Variations By and Translated To: Frida Li, Chinese; Yasmin Than, French; Annetta Kapon, Greek; Marcela Gottardo, Italian; Soo Yun Jun, Korean; Børge Indergaard, Norwegian; Edyta Czajkowska, Polish; Sweet Samson, Russian; Delia Perez-Salinas, Spanish  


The installation developed through researching communication technology and the history of the WWII Heavy Water War in Vemork, in Telemark, Norway. The space was constructed by photographs, salt, scent, and photography lighting gels to evoke a liminoid hue at twilight. The metaphorical environment created a temporary space where Axioms do not hold up in physical space or material matter. The artwork extends to include the viewer’s subjective truths where congruences exist within the material.  

The story of the Heavy Water War was revealed as I intuitively worked through the historic layers of the a worldwide trauma, seeking to find the origin of terrible actions and the ancillary events which returned people to peaceful living. By the means of following research on the properties of materials and their relationship to the physiological human experience, I was led to Vemork Heavy Water Station in Norway. I wondered if art making can serve as a site of research to 1. uncover lost details which alter the understanding of histories 2. process latent epigenetic memories  3. provide a space for deeper learning and reflection.  

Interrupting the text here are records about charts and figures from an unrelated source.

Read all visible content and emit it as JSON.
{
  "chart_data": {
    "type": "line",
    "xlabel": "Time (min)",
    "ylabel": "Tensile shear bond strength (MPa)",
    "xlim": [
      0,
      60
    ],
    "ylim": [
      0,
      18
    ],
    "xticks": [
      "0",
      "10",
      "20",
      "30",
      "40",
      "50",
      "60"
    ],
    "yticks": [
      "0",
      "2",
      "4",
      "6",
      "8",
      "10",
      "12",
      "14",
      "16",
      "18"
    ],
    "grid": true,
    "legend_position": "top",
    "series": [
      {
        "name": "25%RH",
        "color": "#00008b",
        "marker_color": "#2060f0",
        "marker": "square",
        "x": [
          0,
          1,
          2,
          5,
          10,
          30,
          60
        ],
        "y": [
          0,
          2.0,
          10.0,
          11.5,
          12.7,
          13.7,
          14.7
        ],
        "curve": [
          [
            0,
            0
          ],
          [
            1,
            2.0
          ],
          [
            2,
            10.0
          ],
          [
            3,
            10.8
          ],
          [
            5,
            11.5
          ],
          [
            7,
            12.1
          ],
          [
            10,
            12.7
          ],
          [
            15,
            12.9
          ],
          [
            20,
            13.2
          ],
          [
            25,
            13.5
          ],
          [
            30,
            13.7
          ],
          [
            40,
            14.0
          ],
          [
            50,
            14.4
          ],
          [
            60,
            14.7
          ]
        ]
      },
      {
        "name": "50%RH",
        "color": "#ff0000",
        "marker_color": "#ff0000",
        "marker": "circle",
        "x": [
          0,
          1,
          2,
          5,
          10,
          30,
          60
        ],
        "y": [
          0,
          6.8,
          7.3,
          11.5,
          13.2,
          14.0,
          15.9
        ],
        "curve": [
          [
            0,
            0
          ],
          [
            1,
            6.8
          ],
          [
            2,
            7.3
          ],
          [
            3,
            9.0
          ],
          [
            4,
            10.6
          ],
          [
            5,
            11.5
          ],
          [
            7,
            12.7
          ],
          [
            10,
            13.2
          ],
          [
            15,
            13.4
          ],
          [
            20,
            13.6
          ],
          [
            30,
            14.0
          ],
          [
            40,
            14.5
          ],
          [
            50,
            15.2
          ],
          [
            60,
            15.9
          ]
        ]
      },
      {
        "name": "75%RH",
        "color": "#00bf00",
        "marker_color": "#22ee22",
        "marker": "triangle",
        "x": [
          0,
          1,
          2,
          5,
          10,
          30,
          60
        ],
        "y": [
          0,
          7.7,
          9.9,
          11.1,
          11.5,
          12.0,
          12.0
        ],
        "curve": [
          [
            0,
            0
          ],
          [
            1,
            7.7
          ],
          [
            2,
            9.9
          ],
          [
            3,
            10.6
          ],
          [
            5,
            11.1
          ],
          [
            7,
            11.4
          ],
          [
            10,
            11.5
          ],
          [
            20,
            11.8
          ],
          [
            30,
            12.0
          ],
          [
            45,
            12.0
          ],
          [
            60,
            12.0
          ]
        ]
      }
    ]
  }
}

While time travel and political conversations still have yet to bear fruit in daily life, I wonder if moving learning into exhibition spaces, permits (Currere) a form of knowledge creation, enabling people to fully understand not with the mind alone but through an approximated experience. Experiences that create foundational layers to inspire courage to do things  the people in Rjukan did for the course of history.